Digital performance assessment should, at a minimum, take in a company’s digital KPIs, such as the number of active users, platform performance and scalability to achieve business forecasts across existing and future digital channels. The existence of fraudulent traffic should be monitored, and the quality of the company’s source code should be evaluated for both IP infringement and maintainability. Investors should pay particular attention to whether key source code contributors still exist in the target business with the know-how to adapt core digital platforms for scale and future integrations. 

“We buy businesses to help them grow, and that requires the ability to ramp them up organically,” says Dingemans. “So, their systems must be capable, first, of handling more activity and, second, of absorbing or integrating possible acquisitions. Scalability is a vital question for us.” 

Scalability can be assessed by scrutinising, for example, the company’s existing servers, its cloud footprint, and its use of open-source technologies. According to Andreas Thors, Senior Lead Operator at Partners Group, a company’s use of open source could be a good indicator of the scalability of its platform. It is important, at the same time, to ensure that reliance on open source, with the ongoing involvement of communities of developers, does not limit the company’s ability to innovate.

Valuing the IP

Detailed assessments of digital performance are often part of the process of valuing a company’s intellectual property (IP). Like plant and property, a company’s IP (including its data, source code, algorithms and other assets) can be assigned a monetary value. “Sellers preparing a business for exit have every reason to surface the hidden intangible value of those IP assets and get that information into the deal room documentation and buyer financial model,” says McCaw. “IP valuation can increase the value the seller secures from the deal or indeed upside for the buyer.”

IP valuations can also be used to secure loans or other financial benefits, and is possible if the IP collateral is insured. Termed IP financing, this is increasingly being seen as a viable option for companies to raise capital without diluting their equity stakes. Although not an entirely new form of financing, its use has grown in recent years, particularly in the US2. Insuring the collateral helps to give lenders confidence that the IP has been given a reasonable valuation. The first step to securing IP financing, says McCaw, is to undertake thorough diligence of a company’s IP to determine what can be used as collateral. 

Understanding digital risk

Uncovering and addressing cyber vulnerabilities is the other critical component of digital assessment. Cyber risks must be identified and managed ahead of transactions, as insuring against such risks is becoming increasingly challenging.

The cyber-risk radar may be constantly moving, but buyers’ means of assessing a target’s vulnerabilities are also expanding. “Non-intrusive, outside-in cyber-risk assessments are more common now and are conducted early in the M&A process,” says Andreas Thors. “You can access data, for example, to find out if connection ports are open or vulnerable. With a dark-web scan, you can understand if sensitive company information – documents, email addresses, passwords – has been leaked (and potentially whether it is available for sale). 

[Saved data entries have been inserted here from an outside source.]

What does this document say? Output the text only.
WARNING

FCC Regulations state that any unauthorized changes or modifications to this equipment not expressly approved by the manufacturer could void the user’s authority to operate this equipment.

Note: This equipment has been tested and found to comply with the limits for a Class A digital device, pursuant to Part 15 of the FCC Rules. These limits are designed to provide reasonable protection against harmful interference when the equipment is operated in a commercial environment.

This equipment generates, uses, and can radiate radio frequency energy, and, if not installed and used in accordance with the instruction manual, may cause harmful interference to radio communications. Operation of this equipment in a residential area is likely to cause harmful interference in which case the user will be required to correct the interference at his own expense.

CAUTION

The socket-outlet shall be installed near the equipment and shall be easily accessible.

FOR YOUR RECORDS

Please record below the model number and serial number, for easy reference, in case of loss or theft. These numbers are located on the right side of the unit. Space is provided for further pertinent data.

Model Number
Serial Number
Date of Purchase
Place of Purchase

Uncovering technology weaknesses or vulnerabilities during due diligence could lead a potential buyer to walk away. More often, however, the parties would factor such issues into the purchase agreement and work to fix the problems. 

“If a company has suffered a large data breach or has lots of liabilities under the privacy laws, that might put a buyer off,” says Dingemans. “But our response is more likely to be around what we can do about it, what investments we’ll need to make and how quickly we’ll need to put them in place.” 

Nevertheless, confronting a target company’s management about discovery of a vulnerability can be instructive, says Thors. “It can be a good test to see how they react. Do they become defensive, or do they acknowledge the issues and take action to address them?”